Как только Михаил Андреевич заслужил честь «навечно» быть занесенным вместе с сыновьями в книгу московского потомственного дворянства, в квартиру штаб-лекаря зачастили какие-то странные, суетливые субъекты – сводчики, или факторы, по купле-продаже имений, как узнал Федор из разговоров старших. А вскоре родители стали владельцами сельца Дарового и соседней с ним деревушки Черемошны в Тульской губернии. Приобретение родовой вотчины обошлось им в 12 тысяч рублей серебром, но свежеиспеченные землевладельцы надеялись окупить эти затраты с лихвой. И пошли новые заботы: нужен тес для ворот к скотному двору, доски на закрома, потолок к амбару, да и сарай не крыт – придется ждать до новой соломы; кадочек на ярмарке необходимо поглядеть и меду для варенья.

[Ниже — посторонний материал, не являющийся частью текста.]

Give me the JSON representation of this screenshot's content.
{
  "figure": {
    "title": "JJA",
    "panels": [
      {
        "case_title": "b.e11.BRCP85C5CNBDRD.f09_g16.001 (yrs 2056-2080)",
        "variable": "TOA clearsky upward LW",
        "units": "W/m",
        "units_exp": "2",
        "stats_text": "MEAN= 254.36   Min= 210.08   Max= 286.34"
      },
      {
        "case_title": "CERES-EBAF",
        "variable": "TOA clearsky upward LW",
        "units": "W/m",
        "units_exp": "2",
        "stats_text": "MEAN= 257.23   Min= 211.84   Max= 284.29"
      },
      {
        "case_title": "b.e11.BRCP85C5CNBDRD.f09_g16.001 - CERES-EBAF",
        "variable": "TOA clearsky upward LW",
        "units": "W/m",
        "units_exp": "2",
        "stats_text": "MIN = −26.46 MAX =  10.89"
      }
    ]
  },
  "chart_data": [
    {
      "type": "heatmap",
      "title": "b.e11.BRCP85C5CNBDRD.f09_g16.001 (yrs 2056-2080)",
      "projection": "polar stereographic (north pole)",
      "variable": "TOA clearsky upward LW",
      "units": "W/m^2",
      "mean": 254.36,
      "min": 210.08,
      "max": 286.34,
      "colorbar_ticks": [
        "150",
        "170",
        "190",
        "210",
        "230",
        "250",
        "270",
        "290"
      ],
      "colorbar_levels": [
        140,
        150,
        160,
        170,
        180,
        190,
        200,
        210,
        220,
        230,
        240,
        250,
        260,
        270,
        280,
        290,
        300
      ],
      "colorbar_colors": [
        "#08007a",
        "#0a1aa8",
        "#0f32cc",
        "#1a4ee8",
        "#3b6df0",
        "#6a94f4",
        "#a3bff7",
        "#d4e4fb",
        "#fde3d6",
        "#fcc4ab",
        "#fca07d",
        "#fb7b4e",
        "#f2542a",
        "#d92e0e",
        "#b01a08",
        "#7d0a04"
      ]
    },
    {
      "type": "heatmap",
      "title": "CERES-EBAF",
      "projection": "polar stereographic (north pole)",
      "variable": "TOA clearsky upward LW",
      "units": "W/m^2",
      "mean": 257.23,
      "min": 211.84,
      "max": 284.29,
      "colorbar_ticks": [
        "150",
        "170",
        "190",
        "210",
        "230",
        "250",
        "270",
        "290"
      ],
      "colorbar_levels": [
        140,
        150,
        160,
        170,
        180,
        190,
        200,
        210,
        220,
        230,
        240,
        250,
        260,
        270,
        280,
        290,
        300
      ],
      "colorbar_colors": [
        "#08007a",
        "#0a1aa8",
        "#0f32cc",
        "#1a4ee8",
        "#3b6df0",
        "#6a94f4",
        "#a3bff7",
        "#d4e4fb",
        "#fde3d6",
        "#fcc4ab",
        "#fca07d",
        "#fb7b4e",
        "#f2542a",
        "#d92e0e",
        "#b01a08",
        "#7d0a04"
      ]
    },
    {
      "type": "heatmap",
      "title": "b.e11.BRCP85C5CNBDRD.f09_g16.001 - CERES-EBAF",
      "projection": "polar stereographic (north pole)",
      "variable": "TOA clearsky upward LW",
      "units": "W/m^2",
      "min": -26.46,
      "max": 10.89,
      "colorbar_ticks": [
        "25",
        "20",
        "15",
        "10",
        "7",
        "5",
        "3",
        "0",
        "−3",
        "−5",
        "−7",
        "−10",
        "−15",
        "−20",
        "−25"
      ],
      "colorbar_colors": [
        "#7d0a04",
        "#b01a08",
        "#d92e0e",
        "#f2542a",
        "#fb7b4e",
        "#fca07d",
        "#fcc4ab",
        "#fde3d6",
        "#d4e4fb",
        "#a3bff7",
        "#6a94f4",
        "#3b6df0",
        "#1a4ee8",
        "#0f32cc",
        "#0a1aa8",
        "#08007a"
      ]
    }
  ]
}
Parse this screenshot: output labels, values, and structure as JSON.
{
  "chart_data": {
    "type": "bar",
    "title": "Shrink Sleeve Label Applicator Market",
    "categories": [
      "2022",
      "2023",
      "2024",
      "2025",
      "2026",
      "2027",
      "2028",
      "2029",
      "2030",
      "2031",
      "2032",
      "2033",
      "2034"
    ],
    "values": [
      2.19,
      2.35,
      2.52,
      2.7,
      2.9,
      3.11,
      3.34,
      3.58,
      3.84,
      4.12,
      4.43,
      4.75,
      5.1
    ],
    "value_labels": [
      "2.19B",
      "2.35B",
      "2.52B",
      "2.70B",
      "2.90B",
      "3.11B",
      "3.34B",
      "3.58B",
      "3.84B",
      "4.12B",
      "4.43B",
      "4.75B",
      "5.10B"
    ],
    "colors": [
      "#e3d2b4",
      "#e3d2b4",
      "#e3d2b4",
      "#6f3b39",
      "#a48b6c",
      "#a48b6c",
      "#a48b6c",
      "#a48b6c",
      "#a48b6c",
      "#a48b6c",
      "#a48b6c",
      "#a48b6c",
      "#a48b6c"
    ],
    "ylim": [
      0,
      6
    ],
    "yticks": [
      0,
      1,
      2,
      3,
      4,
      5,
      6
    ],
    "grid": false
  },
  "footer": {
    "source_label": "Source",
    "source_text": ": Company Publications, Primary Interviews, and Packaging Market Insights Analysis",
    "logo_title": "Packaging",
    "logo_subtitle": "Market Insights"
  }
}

Отец продолжал служить и только по временам ненадолго мог наведываться в свои владения; все заботы по хозяйству взяла на себя маменька, в обязанности которой входили и постоянные отчеты перед мужем о состоянии хозяйства: «Мне Бог дал крестьянина и крестьянку: у Никиты родился сын Егор, а у Федота – дочь Лукерья. Свинушка опоросила к твоему приезду пятерых поросяточек, утка выводится понемножку, а гусям вовсе воды нет, в эту переменную погоду беспрестанно гусенят убывает, так жаль, что мочи нет, наседочка одна только и сидит, и то отняли у Дарьи», – жалуется она мужу, а тот в ответ дает разные полезные советы и распоряжения, в числе коих и предписание – ежели что, то и посечь людишек по-отечески, для порядку…

Конечно, воспарения мысли на предмет поправления материального благополучия семьи за счет дармового труда крепостных были особенно поначалу, да только слишком уж бедны оказались вотчины нового землевладельца, а пригляделись – поняли: на грани полного разорения. Впрочем, надежды на обогащение вряд ли и изначально главенствовали в сознании Михаила Андреевича; тут скорее другое подзуживало: амбиция уязвленного самолюбия – вот-де все смотрите! – вы, богатые и знатные, получившие наследственные земли и звания, а я – без наследства и связей, без протекций – тоже землевладелец и какой-никакой, а «аристократ» – и сам, сам, вот этими руками, этой головой всего достиг и никому ничем не обязан… Весной 1832-го уехали всей семьей в Москву. На третий день светлой недели, 4 апреля, сидели за столом в гостиной, как вдруг докладывают: Григорий Васильев, дворовый человек из Дарового, прибыл. Родители хорошо знали его и уважали – он был единственный письменный, то есть грамотный, в деревне. Велели звать. Григорий небритый, в разорванной свитке, словно нарочно нарядился для какого-то невеселого спектакля: дворовые у Достоевских всегда гляделись прилично – за этим родители следили ревниво.